Will any hand drawn sample drawn into the sample editor window be perfectly in tune if I stick to the default 168 samples length when clicking ‘create’? (pressing the A4 key on my keyboard will play my hand drawn sample at the A4 pitch 440 Hz perfectly in tune?)
if so, why 168 samples?
EDIT: Just tested this with Gtune VST tuner which was suggested by Carbonthief, the result was 441.47Hz with all hand drawn samples at 168 samples in length.
set finetune to -7
you can use any sample length you want 1,2,4,64(I suggest32 or 64)you’ll have just tune it afterwards and then, everything you draw in it by hand will remain in tune
why 168 samples?
168 samples at 44100 samplerate is (roughly) the duration of a single waveform cycle tuned to middle C.
Middle C is ~261.626 Hz
44100 / 261.626 = 168.56
If you’re working at 48000 samplerate then it would be 183.46 samples, and at 96000 it would be 366.93 samples.
Using 366.93 samples (rounded up to 367) at 96000 samplerate is actually quite a nice one to work with, because you can get pretty a low margin of error in the tuning.
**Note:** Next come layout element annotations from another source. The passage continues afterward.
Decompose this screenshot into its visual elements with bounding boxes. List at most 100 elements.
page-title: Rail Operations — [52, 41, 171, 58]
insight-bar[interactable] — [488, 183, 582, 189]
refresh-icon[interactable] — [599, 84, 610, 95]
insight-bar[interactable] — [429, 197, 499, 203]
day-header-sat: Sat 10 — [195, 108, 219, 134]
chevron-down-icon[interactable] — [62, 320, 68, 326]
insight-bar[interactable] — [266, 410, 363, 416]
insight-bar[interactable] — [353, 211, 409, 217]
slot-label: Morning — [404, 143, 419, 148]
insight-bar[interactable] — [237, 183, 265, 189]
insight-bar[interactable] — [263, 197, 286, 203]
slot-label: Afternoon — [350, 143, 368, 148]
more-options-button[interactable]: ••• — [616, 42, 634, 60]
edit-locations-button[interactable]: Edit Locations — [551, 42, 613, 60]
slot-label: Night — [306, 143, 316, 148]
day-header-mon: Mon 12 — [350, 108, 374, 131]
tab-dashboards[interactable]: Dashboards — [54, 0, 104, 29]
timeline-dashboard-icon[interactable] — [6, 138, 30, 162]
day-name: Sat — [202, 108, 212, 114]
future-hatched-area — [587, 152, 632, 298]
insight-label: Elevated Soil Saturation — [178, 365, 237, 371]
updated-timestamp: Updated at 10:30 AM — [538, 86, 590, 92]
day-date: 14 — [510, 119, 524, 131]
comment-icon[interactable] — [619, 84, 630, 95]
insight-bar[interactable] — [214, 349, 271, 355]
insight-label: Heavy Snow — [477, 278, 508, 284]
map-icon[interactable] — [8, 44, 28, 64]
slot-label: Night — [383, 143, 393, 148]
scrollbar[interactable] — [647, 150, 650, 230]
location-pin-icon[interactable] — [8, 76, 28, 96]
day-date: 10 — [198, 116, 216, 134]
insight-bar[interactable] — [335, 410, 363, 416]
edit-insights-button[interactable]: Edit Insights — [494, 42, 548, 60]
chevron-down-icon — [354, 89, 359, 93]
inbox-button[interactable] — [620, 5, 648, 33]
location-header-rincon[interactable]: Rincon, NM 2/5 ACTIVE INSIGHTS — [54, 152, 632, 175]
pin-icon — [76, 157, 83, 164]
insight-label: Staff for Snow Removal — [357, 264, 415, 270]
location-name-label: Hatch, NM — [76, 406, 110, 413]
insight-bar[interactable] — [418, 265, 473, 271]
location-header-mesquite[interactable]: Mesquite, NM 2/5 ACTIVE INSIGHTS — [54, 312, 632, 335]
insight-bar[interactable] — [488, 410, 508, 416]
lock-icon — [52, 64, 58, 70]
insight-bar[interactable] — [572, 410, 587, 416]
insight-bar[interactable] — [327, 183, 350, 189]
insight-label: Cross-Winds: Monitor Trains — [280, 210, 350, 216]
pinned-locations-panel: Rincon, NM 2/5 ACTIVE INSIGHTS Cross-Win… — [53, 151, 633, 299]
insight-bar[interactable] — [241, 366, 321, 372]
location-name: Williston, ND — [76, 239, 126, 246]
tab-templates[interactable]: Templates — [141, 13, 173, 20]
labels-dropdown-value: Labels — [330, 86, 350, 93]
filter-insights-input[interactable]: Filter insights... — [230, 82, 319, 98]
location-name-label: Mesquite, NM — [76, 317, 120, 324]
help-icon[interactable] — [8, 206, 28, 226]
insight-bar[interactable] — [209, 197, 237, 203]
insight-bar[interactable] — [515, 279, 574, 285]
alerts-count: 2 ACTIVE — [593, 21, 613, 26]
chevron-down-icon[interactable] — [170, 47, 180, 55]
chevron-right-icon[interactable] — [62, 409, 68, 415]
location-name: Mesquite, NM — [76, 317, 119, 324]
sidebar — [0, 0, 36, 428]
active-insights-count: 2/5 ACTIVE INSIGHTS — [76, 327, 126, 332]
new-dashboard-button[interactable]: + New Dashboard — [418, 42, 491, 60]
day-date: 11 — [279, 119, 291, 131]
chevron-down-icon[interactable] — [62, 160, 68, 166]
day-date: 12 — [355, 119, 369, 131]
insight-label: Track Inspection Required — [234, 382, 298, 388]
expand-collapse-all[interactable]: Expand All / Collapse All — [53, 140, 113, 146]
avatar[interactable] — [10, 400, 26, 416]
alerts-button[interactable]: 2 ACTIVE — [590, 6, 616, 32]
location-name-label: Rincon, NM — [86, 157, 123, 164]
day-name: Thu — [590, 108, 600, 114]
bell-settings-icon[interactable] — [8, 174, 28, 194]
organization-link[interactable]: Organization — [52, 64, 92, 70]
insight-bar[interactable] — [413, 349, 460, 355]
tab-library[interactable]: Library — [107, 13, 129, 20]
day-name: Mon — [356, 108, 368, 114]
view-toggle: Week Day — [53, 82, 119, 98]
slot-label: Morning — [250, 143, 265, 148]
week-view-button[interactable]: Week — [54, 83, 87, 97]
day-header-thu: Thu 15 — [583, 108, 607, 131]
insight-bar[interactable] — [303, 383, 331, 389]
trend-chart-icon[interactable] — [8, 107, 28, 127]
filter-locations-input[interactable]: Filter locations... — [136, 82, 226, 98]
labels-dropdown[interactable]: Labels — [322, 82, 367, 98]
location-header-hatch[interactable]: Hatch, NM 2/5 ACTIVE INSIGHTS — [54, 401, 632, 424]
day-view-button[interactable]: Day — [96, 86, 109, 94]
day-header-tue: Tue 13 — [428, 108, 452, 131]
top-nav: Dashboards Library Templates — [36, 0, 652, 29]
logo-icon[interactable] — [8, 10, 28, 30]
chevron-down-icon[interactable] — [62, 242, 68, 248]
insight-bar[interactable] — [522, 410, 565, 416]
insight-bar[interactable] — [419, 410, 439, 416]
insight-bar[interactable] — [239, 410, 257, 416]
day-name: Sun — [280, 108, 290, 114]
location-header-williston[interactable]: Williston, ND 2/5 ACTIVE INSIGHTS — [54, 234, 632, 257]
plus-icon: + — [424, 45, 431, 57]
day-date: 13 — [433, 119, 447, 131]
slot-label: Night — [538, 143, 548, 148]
Basically, when rounding 366.93 up to 367, you are only 0.07 samples out of tune from the ideal cycle length. In practise, you don’t even really have to compensate for this error by adjusting the sample finetune property, as it will likely never be audible during any normal situations — only when specifically looking/listening for it during boring technical tests
It’s a pity that 44000 isn’t a “real” samplerate, because then we could use exactly 100 samples for a perfectly tuned A 440Hz, or 200 samples for 220 Hz, or 400 samples for 110 Hz, and so on. Technically, you can hack this by creating a 44000 Hz sample in an external editor such as Wavosaur, and Renoise will happily load it, but it’s still a bit awkward. Ah well… can’t win them all!
I usually won’t hand-draw, but often create short loops out of wavecycles from recorded material. Now tuning is always a hassle. What is the default playback key/rate for renoise samples? I guess you can’t calculate with the samplerate you’re using with your soundcard, because then all sample instruments would be out of tune when you change rate for the same project. Is it always 44.1 for middle c for a 44.1 sample? Sorry if it’s in the docs, I’m too lazy to read now.
Other than that it should be easy to calculate close to perfect tuning from wavecycle loop lengths to note offset & cent finetune. You just need to know the parameters (middle c rate/the individual sample rate). Maybe it would be a cool idea to have a pre-baked table, or better a little tool, to get tuning for wavecycles perfect without having to brain it out or tune by ears or the spectrograph. Extremely perfect tuning shouldn’t be necesarry (yeah, you know how much instruments like guitars can drift from “perfect” tuning in time or by different pressure on the strings/frets, the neck, or by different attack strengths, without sounding off-tune at all?), other than for having 2 wavecycles layered when no phasing difference should happen, but then you’d usually just use same loop lengths + the very same tuning.
Not exactly what is being asked for but this might be handy - http://www.renoise.com/tools/easy-tune
@dblue: thanks for that awesome and in depth explanation. 96000 samplerate with 367 samples length comes very close to perfect tuning according to the gtune VST tuner.
I also managed to get 100% perfect tuning (on any hand-drawn single cycle waveform) with these settings: samplerate 44100Hz (16bit mono), number of samples 128, transpose -5st, finetune 30…A4 was registered as 440.00HZ in the tuner, A3 at 220.00Hz, A2 at 110.00Hz, very nice.